И она продолжала записывать, как выглядели раны после окончательного отделения. Она не забыла ни одной детали, занося каждый штрих истории болезни на бумагу. Доктор Фальмерайер говорил быстро. Короткими фразами он рассказал о процессе выздоровления, только слегка коснувшись неожиданной кончины одного из пациентов.
— Таково было мое участие, — закончил он, спустился по ступенькам в зал и вернулся на свое место.
Гелла Рейтлингер приготовилась продолжить свой доклад, когда посреди зала поднялся один длинный журналист.

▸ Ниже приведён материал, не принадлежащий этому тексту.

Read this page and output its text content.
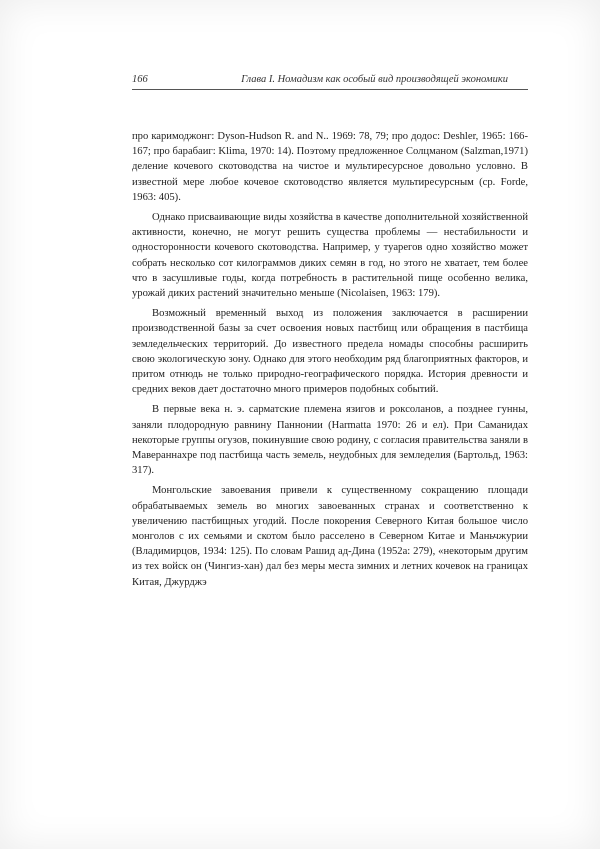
166	Глава I. Номадизм как особый вид производящей экономики

про каримоджонг: Dyson-Hudson R. and N.. 1969: 78, 79; про додос: Deshler, 1965: 166-167; про барабаиг: Klima, 1970: 14). Поэтому предложенное Солцманом (Salzman,1971) деление кочевого скотоводства на чистое и мультиресурсное довольно условно. В известной мере любое кочевое скотоводство является мультиресурсным (ср. Forde, 1963: 405).

Однако присваивающие виды хозяйства в качестве дополнительной хозяйственной активности, конечно, не могут решить существа проблемы — нестабильности и односторонности кочевого скотоводства. Например, у туарегов одно хозяйство может собрать несколько сот килограммов диких семян в год, но этого не хватает, тем более что в засушливые годы, когда потребность в растительной пище особенно велика, урожай диких растений значительно меньше (Nicolaisen, 1963: 179).

Возможный временный выход из положения заключается в расширении производственной базы за счет освоения новых пастбищ или обращения в пастбища земледельческих территорий. До известного предела номады способны расширить свою экологическую зону. Однако для этого необходим ряд благоприятных факторов, и притом отнюдь не только природно-географического порядка. История древности и средних веков дает достаточно много примеров подобных событий.

В первые века н. э. сарматские племена язигов и роксоланов, а позднее гунны, заняли плодородную равнину Паннонии (Harmatta 1970: 26 и ел). При Саманидах некоторые группы огузов, покинувшие свою родину, с согласия правительства заняли в Мавераннахре под пастбища часть земель, неудобных для земледелия (Бартольд, 1963: 317).

Монгольские завоевания привели к существенному сокращению площади обрабатываемых земель во многих завоеванных странах и соответственно к увеличению пастбищных угодий. После покорения Северного Китая большое число монголов с их семьями и скотом было расселено в Северном Китае и Маньчжурии (Владимирцов, 1934: 125). По словам Рашид ад-Дина (1952а: 279), «некоторым другим из тех войск он (Чингиз-хан) дал без меры места зимних и летних кочевок на границах Китая, Джурджэ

— Прошу извинения, — пробормотал он. — мне неясно, как… каким образом… когда…
— Яснее! Говорите! — поощряла его докторша. — Здесь можно не церемониться.
— Я имел в виду, — краснея, проговорил молодой человек, — как это возможно… Когда двое людей четыре недели лежат в твердой гипсовой повязке в симбиозе, то они должны же иногда… ну… отправлять естественные потребности… не так ли? Или же они ничего не елр и не пили?
Он быстро сел на место, довольным тем, что выговорил эти слова.
Докторша усмехнулась:
— Разумеется, милостивый государь, они не должны были проходить курс голодания. Им давали еду, конечно, в жидком виде и не больше, чем было необходимо для их питания. Если коллега Фальмерайер не касался этого вопроса, то потому только, что для нас, специалистов, он является самоочевидной вещью. Для отвода жидкостей пользуются вделанными в гипс длинными катетерами, для стула — примитивнейшими способами. Словом, об этом вам действительно не надо ни малейшим образом беспокоиться.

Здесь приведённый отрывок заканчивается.